Auktionshaus

Auktion: Klassische Moderne

09. März 2022

2022

Ernst Nepo*

(Dauba 1895 - 1971 Innsbruck)

„Vision“
1916
Tempera auf Papier auf Leinwand
90 x 62,5 cm

Provenienz

aus dem Nachlass des Künstlers;
österreichischer Privatbesitz

Schätzpreis: € 25.000 - 50.000
Ergebnis: € 25.000 (inkl. Gebühren)
Auktion ist beendet.

Ernst Nepo gilt heute als einer der bedeutendsten Vertreter der Neuen Sachlichkeit in Österreich und ist neben Albin Egger-Lienz, Artur Nikodem und Alfons Walde einer der wegweisenden Künstler Tirols. Im Ersten Weltkrieg wird der gebürtige Böhme zum Militärdienst eingezogen und ist mit dem 1. Tiroler Kaiserregiment in Galizien an der Ostfront und später an der Südfront stationiert. Die Schlachten in Galizien ab August 1914 endeten mit einer Niederlage und dem Rückzug der österreich-ungarischen Truppen. Auch die Südfront entwickelte sich zu einem Debakel für die Österreicher.
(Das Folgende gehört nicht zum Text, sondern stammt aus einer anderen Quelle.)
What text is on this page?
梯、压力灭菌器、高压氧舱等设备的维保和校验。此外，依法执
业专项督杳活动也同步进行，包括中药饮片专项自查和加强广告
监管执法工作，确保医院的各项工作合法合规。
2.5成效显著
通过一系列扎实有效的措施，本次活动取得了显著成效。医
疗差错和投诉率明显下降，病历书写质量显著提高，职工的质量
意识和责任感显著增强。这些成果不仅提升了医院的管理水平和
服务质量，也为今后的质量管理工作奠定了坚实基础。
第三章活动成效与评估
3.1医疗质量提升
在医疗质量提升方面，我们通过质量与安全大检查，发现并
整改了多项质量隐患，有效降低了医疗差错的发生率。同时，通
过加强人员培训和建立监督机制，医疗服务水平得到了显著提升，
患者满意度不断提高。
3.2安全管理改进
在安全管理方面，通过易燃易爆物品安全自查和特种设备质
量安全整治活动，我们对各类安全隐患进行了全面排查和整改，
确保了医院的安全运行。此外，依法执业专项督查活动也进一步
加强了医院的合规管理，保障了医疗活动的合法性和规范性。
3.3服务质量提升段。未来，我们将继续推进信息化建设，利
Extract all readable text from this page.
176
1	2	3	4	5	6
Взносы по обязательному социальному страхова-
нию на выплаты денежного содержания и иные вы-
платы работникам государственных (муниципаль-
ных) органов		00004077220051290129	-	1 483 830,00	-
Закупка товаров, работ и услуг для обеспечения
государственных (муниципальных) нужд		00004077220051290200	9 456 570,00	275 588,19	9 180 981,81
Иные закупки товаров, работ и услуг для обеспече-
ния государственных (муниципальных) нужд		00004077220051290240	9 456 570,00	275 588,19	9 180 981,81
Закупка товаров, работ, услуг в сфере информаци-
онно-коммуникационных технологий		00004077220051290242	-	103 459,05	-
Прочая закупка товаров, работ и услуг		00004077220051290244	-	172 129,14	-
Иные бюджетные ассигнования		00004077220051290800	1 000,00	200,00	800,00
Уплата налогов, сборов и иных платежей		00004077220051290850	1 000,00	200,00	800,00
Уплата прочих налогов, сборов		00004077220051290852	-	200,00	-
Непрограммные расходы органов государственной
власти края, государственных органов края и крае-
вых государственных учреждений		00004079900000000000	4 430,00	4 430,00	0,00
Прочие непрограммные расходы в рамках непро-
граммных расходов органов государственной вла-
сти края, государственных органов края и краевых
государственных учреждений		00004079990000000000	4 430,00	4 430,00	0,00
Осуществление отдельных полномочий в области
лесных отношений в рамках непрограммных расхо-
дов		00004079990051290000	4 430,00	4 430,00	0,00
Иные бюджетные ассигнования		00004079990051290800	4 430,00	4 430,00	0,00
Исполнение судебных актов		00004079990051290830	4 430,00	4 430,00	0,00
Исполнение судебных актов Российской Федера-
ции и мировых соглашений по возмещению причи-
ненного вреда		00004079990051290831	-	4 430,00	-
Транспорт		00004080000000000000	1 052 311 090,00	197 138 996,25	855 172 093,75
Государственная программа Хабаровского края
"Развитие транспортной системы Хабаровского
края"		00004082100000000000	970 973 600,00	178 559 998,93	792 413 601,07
In den blutigen Isonzoschlachten 1915-1918, in denen es auch zu Einsatz von Giftgas kommt, werden über eine Million Soldaten getötet, verwundet oder gelten seither als vermisst. Diese Jahre müssen für den knapp Zwanzigjährigen traumatisch gewesen sein. Dennoch gelingt es ihm auch in dieser schweren Zeit, sich künstlerisch zu entfalten. Bereits im Jahr 1917, noch während des Krieges, hat er seine erste Einzelausstellung in der Kunsthandlung Czichna in Innsbruck. Der Kontakt zur Tiroler Landeshauptstadt entsteht durch den Künstler Alphons Schnegg, den er an der Front kennenlernt und dem Nepo nach Kriegsende nach Innsbruck folgt. Dort begründen die beiden Maler gemeinsam mit Rudolf Lehnert und Herbert Gurschner den sogenannten „Mühlauer Kreis“.

Neben den eindrucksvollen Porträts, mit denen Ernst Nepo rasch Bekanntheit erlangt, gehören auch Stillleben, Landschaften und religiöse Themen zu seinem beeindruckenden Repertoire. „Vision“, 1916 während des Krieges entstanden, ist eindrucksvolles Zeugnis seiner Auseinandersetzung mit den Gräuel, die er überlebt hat. Stilistisch offenbaren sich in diesem Bild die künstlerischen Wurzeln Nepos, die im Jugendstil und Symbolismus eines Ferdinand Hodler oder Giovanni Segantini liegen. Die qualvolle Windung der ans Kreuz geschlagenen Figur erinnert formal an Segantinis „Die bösen Mütter“, in denen eine schwangere Frau schwebend den Kurvaturen der krummen Äste eines Baumes folgend dargestellt ist. Hier ist es eine gepeinigte, ausgezerrte Männerfigur, kein Christus, sondern der Mensch schlechthin, der sich gegen sein Schicksal sträubt. Um den ausgemergelten nackten Körper ringelt sich eine grüne Schlange. Diese kann als Zeichen des Sündenfalls interpretiert werden, erinnert aber auch an die um einen Stab gewundene Natter des Äskulap, den griechischen Gott der Heilkunst, der mit Hilfe der magischen Kräfte des Blutes der Medusa Tote wieder zum Leben erwecken konnte. Die Gorgone selbst, erkennbar an ihren Schlangenhaaren und dem schrecklichen Blick, der einen zu Stein erstarren lässt, ist links unten zu sehen. Insgesamt vier Gesichter, Medaillons gleich, werden vom dichten Rauch, der den Bildhintergrund aus den züngelnden Flammen rechts und links aufsteigend ins Dunkle hüllt, freigegeben. Sie zeigen alle möglichen Emotionen von Grauen über Wut, zu Trauer und Fassungslosigkeit. Der zügige Pinselstrich und die intensive Farbgebung dieses Bildes verweisen auf eine frühe Rezeption des aufkeimenden Expressionismus, den Ernst Nepo in den folgenden Jahren zugunsten der Neuen Sachlichkeit aufgeben wird.